Nel II secolo a.C. i Babilonesi notano che i pianeti si muovono su un’ellissi divisa in dodici settori corrispondenti alle costellazioni zodiacali. Si crede che siano stati proprio i Babilonesi a istituire il primo sistema organizzato di astrologia, ovvero la capacità di prevedere avvenimenti terreni su base astronomica, che porterà a un’interpretazione premonitrice del comportamento umano, individuale e collettivo. Ancora oggi, gli astrologi osservano e interpretano le costellazioni, i dodici “segni” zodiacali. Secondo la tradizione astrologica occidentale, ogni individuo appartiene a un segno zodiacale a seconda della posizione del Sole al momento della nascita, che ne determinerebbe personalità e attitudini. Nella Divina Commedia (inizio del XIV secolo) Dante Alighieri cita i sette pianeti visibili dalla Terra, numerose costellazioni, alcune stelle e lo zodiaco. L’affascinante repertorio delle immagini zodiacali, con la loro complessità e raffinatezza, decora molti edifici pubblici, come la Torre dell’Orologio a Venezia (1496-1499) o gli affreschi astrologici (1425 e il 1440) del Palazzo della Ragione a Padova. Tanti artisti hanno sollevato lo sguardo verso il cielo per osservarne i fenomeni naturali, per comprenderne il funzionamento, scoprirne i segreti, osservarne la bellezza o per rispondere all’ancestrale attrazione dell’uomo verso i misteri dell’universo. Nel 1303 Giotto affresca L’adorazione dei Magi nella Cappella degli Scrovegni a Padova raffigurando la cometa di Halley, e tra il 1575 e il 1580 Tintoretto dipinge L’origine della Via Lattea, secondo la mitologia greca.
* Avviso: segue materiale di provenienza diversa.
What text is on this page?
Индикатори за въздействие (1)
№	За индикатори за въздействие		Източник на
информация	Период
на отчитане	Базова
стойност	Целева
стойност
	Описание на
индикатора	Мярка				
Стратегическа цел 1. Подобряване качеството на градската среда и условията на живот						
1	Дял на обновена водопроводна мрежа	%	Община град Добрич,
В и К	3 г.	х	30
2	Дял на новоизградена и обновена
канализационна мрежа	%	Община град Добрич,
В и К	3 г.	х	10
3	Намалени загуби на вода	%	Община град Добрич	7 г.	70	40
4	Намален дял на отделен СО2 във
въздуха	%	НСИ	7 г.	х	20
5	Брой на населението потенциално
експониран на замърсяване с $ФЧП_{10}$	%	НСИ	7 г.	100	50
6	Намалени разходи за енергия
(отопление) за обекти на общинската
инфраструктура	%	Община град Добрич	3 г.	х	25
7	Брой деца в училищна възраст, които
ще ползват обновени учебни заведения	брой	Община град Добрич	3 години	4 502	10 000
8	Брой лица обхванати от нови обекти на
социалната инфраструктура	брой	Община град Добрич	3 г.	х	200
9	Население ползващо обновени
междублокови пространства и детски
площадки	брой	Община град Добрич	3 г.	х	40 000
Tra i cieli più famosi dell’epoca moderna figurano certamente Notte stellata (1889) di Vincent van Gogh, le Costellazioni disegnate da Pablo Picasso nel 1924, e la famosa serie Costellazioni 23 dipinti realizzati a partire dal 21 gennaio 1940, di Juan Miró. Max Ernst, appassionato di astronomia, nel 1923 illustra le tavole del libro L’esercizio illegale dell’astronomia. In Corpi celesti (1946), l’artista messicano Rufino  Tamayo rappresenta un cielo stellato che segue uno schema geometrico dominato dalle grandi forze che muovono l’universo, mentre nel 1966 Alexander Calder crea Luna gialla, un mobile con stelle e pianeti orbitanti ispirato da un ricordo del 1922, quando assiste a un Sole nascente e una Luna piena calante su orizzonti opposti.